Dave used to do that to me too, except he didn't leave, he sort of dwindled. I remember one time in State College, we had what yet another conversation the day after he spent the night where he spoke in stops and starts. " I just...I...You...I feel like...We shouldn't...I never meant...If I were a rich man... " I said, "Okay, goodbye, then. Bye-bye." I walked him to the door. He sort of floated out, still not clear on how to express his intense admiration and equally intense inability to make out if any strings were attached. I watched out my apartment window as he slowly drove away. I mean, really slowly. Like, still riding his brake lights. I knew he was looking out the windshield, still trying to figure out what he wanted to say to me and I thought, You dumb ass. (Well, and also, he had a vanity license plate I hated that read "SKYCRZR"). I couldn't understand how he could be both so into me and so not into me at the same time. Much easier to contemplate that problem then to ask the more intimate question, Why would I be into someone who felt wishy-washy about me? Well, he was a good kisser. But still. And a poet. Though inarticulate in real life.

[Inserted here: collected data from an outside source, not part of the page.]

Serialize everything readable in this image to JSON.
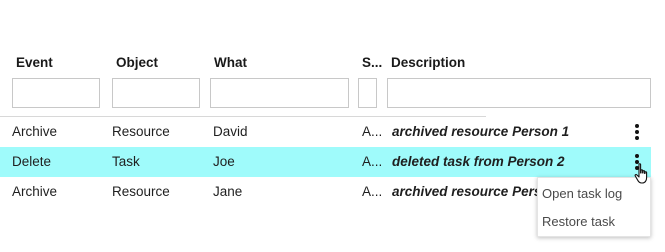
{
  "columns": {
    "event": {
      "label": "Event",
      "filter_value": ""
    },
    "object": {
      "label": "Object",
      "filter_value": ""
    },
    "what": {
      "label": "What",
      "filter_value": ""
    },
    "status": {
      "label": "S...",
      "filter_value": ""
    },
    "description": {
      "label": "Description",
      "filter_value": ""
    }
  },
  "rows": [
    {
      "event": "Archive",
      "object": "Resource",
      "what": "David",
      "status": "A...",
      "description": "archived resource Person 1",
      "selected": false
    },
    {
      "event": "Delete",
      "object": "Task",
      "what": "Joe",
      "status": "A...",
      "description": "deleted task from Person 2",
      "selected": true
    },
    {
      "event": "Archive",
      "object": "Resource",
      "what": "Jane",
      "status": "A...",
      "description": "archived resource Person",
      "selected": false
    }
  ],
  "context_menu": {
    "items": [
      {
        "label": "Open task log"
      },
      {
        "label": "Restore task"
      }
    ]
  },
  "icons": {
    "row_actions": "kebab-menu-icon",
    "pointer": "hand-pointer-cursor-icon"
  },
  "colors": {
    "selected_row": "#9ffbfb",
    "menu_text": "#4a4a4a"
  }
}
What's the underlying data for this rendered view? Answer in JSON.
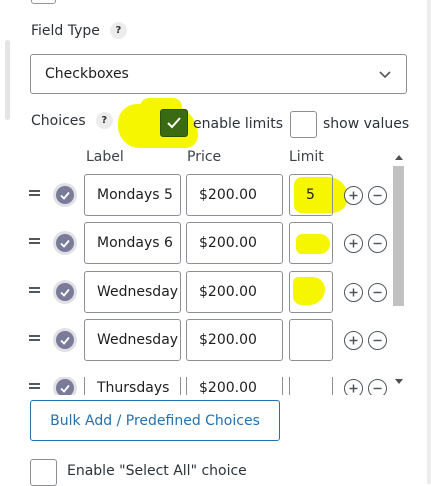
{
  "field_type": {
    "label": "Field Type",
    "help": "?",
    "selected": "Checkboxes"
  },
  "choices": {
    "label": "Choices",
    "help": "?",
    "enable_limits": {
      "label": "enable limits",
      "checked": true
    },
    "show_values": {
      "label": "show values",
      "checked": false
    },
    "columns": [
      "Label",
      "Price",
      "Limit"
    ],
    "rows": [
      {
        "label": "Mondays 5",
        "price": "$200.00",
        "limit": "5"
      },
      {
        "label": "Mondays 6",
        "price": "$200.00",
        "limit": ""
      },
      {
        "label": "Wednesday",
        "price": "$200.00",
        "limit": ""
      },
      {
        "label": "Wednesday",
        "price": "$200.00",
        "limit": ""
      },
      {
        "label": "Thursdays",
        "price": "$200.00",
        "limit": ""
      }
    ]
  },
  "bulk_add_label": "Bulk Add / Predefined Choices",
  "select_all": {
    "label": "Enable \"Select All\" choice",
    "checked": false
  },
  "colors": {
    "accent": "#2271b1",
    "highlight": "#f6f600",
    "checked": "#3a6a12",
    "default_icon": "#797b99"
  }
}
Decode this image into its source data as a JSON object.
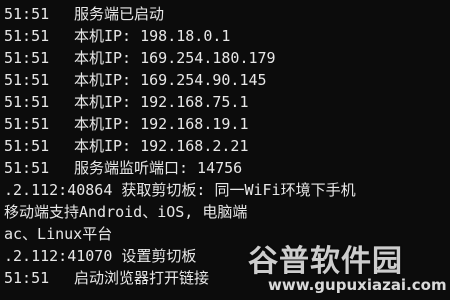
{
  "terminal": {
    "lines": [
      {
        "time": "51:51",
        "text": "服务端已启动"
      },
      {
        "time": "51:51",
        "text": "本机IP: 198.18.0.1"
      },
      {
        "time": "51:51",
        "text": "本机IP: 169.254.180.179"
      },
      {
        "time": "51:51",
        "text": "本机IP: 169.254.90.145"
      },
      {
        "time": "51:51",
        "text": "本机IP: 192.168.75.1"
      },
      {
        "time": "51:51",
        "text": "本机IP: 192.168.19.1"
      },
      {
        "time": "51:51",
        "text": "本机IP: 192.168.2.21"
      },
      {
        "time": "51:51",
        "text": "服务端监听端口: 14756"
      },
      {
        "time": "",
        "text": ".2.112:40864 获取剪切板: 同一WiFi环境下手机"
      },
      {
        "time": "",
        "text": "移动端支持Android、iOS, 电脑端"
      },
      {
        "time": "",
        "text": "ac、Linux平台"
      },
      {
        "time": "",
        "text": ".2.112:41070 设置剪切板"
      },
      {
        "time": "51:51",
        "text": "启动浏览器打开链接"
      }
    ]
  },
  "watermark": {
    "logo_text": "谷普软件园",
    "url": "www.gupuxiazai.com"
  }
}
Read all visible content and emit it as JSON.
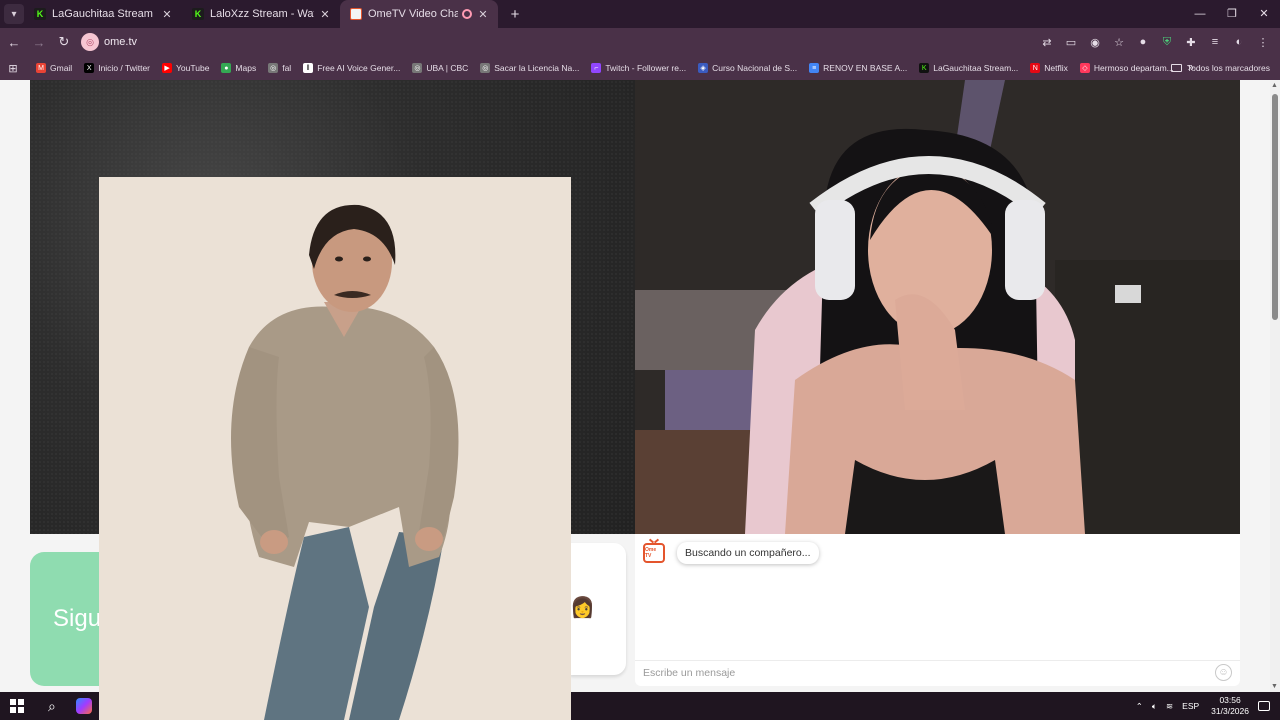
{
  "browser": {
    "tabs": [
      {
        "title": "LaGauchitaa Stream - Watch Liv",
        "favicon": "kick-icon",
        "active": false
      },
      {
        "title": "LaloXzz Stream - Watch Live on",
        "favicon": "kick-icon",
        "active": false
      },
      {
        "title": "OmeTV Video Chat — Ome",
        "favicon": "ometv-icon",
        "active": true,
        "recording": true
      }
    ],
    "url": "ome.tv",
    "window_controls": [
      "minimize-icon",
      "restore-icon",
      "close-icon"
    ]
  },
  "bookmarks": [
    {
      "label": "Gmail",
      "icon": "gmail-icon",
      "color": "#ea4335"
    },
    {
      "label": "Inicio / Twitter",
      "icon": "x-icon",
      "color": "#000000"
    },
    {
      "label": "YouTube",
      "icon": "youtube-icon",
      "color": "#ff0000"
    },
    {
      "label": "Maps",
      "icon": "maps-icon",
      "color": "#34a853"
    },
    {
      "label": "fal",
      "icon": "globe-icon",
      "color": "#888888"
    },
    {
      "label": "Free AI Voice Gener...",
      "icon": "ai-voice-icon",
      "color": "#ffffff"
    },
    {
      "label": "UBA | CBC",
      "icon": "globe-icon",
      "color": "#888888"
    },
    {
      "label": "Sacar la Licencia Na...",
      "icon": "globe-icon",
      "color": "#888888"
    },
    {
      "label": "Twitch - Follower re...",
      "icon": "twitch-icon",
      "color": "#9146ff"
    },
    {
      "label": "Curso Nacional de S...",
      "icon": "shield-badge-icon",
      "color": "#3a5bbf"
    },
    {
      "label": "RENOV EN BASE A...",
      "icon": "docs-icon",
      "color": "#4285f4"
    },
    {
      "label": "LaGauchitaa Stream...",
      "icon": "kick-icon",
      "color": "#53fc18"
    },
    {
      "label": "Netflix",
      "icon": "netflix-icon",
      "color": "#e50914"
    },
    {
      "label": "Hermoso departam...",
      "icon": "airbnb-icon",
      "color": "#ff385c"
    }
  ],
  "bookmarks_more": "»",
  "bookmarks_all": "Todos los marcadores",
  "ometv": {
    "next_button": "Sigu",
    "status_message": "Buscando un compañero...",
    "message_placeholder": "Escribe un mensaje",
    "logo_text": "Ome TV"
  },
  "taskbar": {
    "language": "ESP",
    "time": "03:56",
    "date": "31/3/2026"
  },
  "colors": {
    "accent_green": "#8fdcb0",
    "ome_orange": "#e4552d",
    "chrome_dark": "#2b1a2e",
    "chrome_toolbar": "#4a3148"
  }
}
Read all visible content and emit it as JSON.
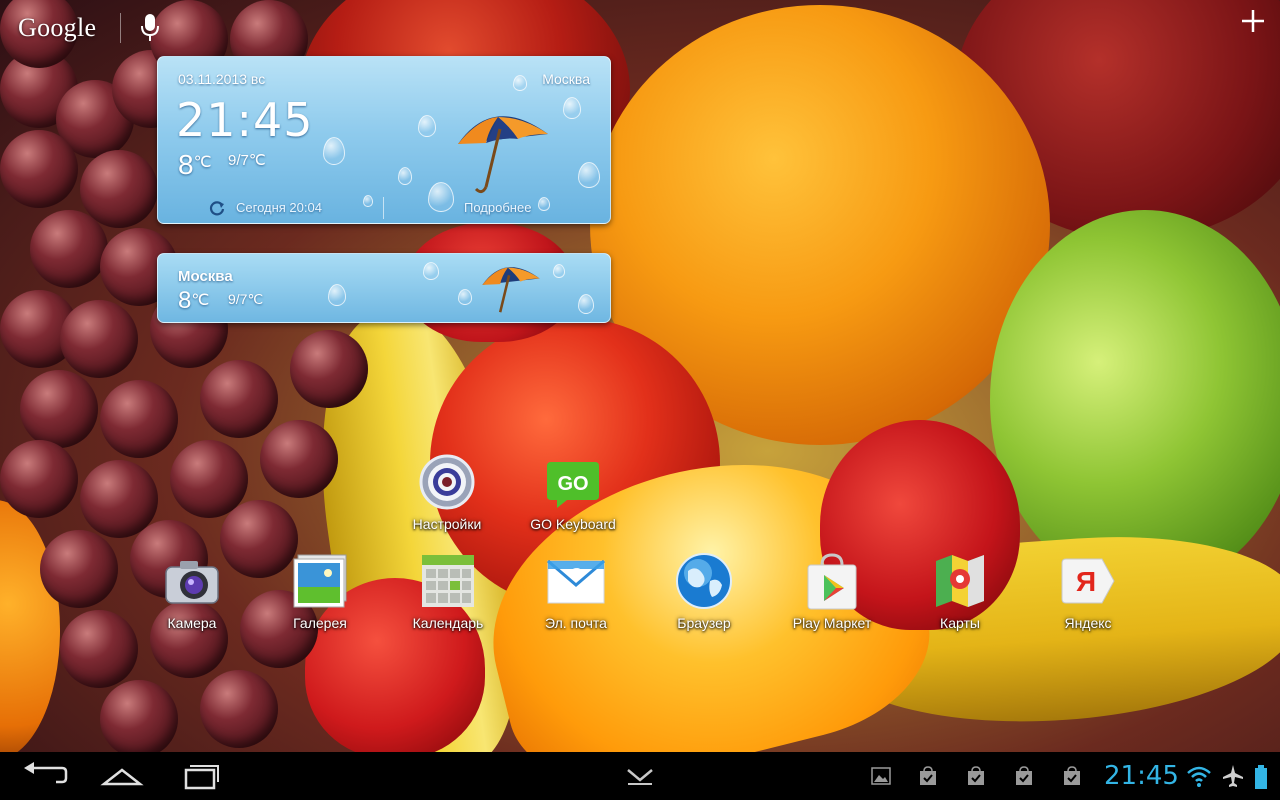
{
  "top_bar": {
    "search_label": "Google"
  },
  "weather_widget": {
    "date": "03.11.2013 вс",
    "city": "Москва",
    "time": "21:45",
    "temp": "8",
    "temp_unit": "℃",
    "range": "9/7℃",
    "updated": "Сегодня 20:04",
    "more": "Подробнее"
  },
  "weather_small": {
    "city": "Москва",
    "temp": "8",
    "temp_unit": "℃",
    "range": "9/7℃"
  },
  "apps_row1": [
    {
      "label": "Настройки",
      "icon": "settings-icon"
    },
    {
      "label": "GO Keyboard",
      "icon": "go-keyboard-icon"
    }
  ],
  "dock": [
    {
      "label": "Камера",
      "icon": "camera-icon"
    },
    {
      "label": "Галерея",
      "icon": "gallery-icon"
    },
    {
      "label": "Календарь",
      "icon": "calendar-icon"
    },
    {
      "label": "Эл. почта",
      "icon": "email-icon"
    },
    {
      "label": "Браузер",
      "icon": "browser-icon"
    },
    {
      "label": "Play Маркет",
      "icon": "play-market-icon"
    },
    {
      "label": "Карты",
      "icon": "maps-icon"
    },
    {
      "label": "Яндекс",
      "icon": "yandex-icon"
    }
  ],
  "status_bar": {
    "time": "21:45",
    "accent": "#33b5e5"
  },
  "icons": {
    "wifi": "wifi-icon",
    "airplane": "airplane-icon",
    "back": "back-icon",
    "home": "home-icon",
    "recents": "recents-icon"
  }
}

In any case, those movie realization moments almost never happen in real life. You don't find someone sitting on your doorstep when you drag home, or run into him at the airport just as he's about to charter a jet to visit you in your hometown where you've been for the last two weeks to nurse your dying brother, or pop out from behind your shower curtain while you're brushing your teeth (unless you've been dating a psychopath). I'm trying to think if I've had a moment like that or if I've ever done the showing up. Nope. I do remember one time in high when I was at a hospital waiting room after one of my friends had overdosed on her mother's sleeping pills on the night we were supposed to go see a movie. I was all by myself for some reason and feeling really fucked up and scared. I heard the whoosh of the entrance doors and looked up to see my boyfriend, Mike, the drummer in a Christian rock band, who had just walked in. He hadn't seen me yet, so I got this perfect moment where I got to see him as he was searching for me and I felt it in my stomach, this sudden rush of complete relief and affection for him, thinking, Oh, thank God, he made it. It'll be okay now.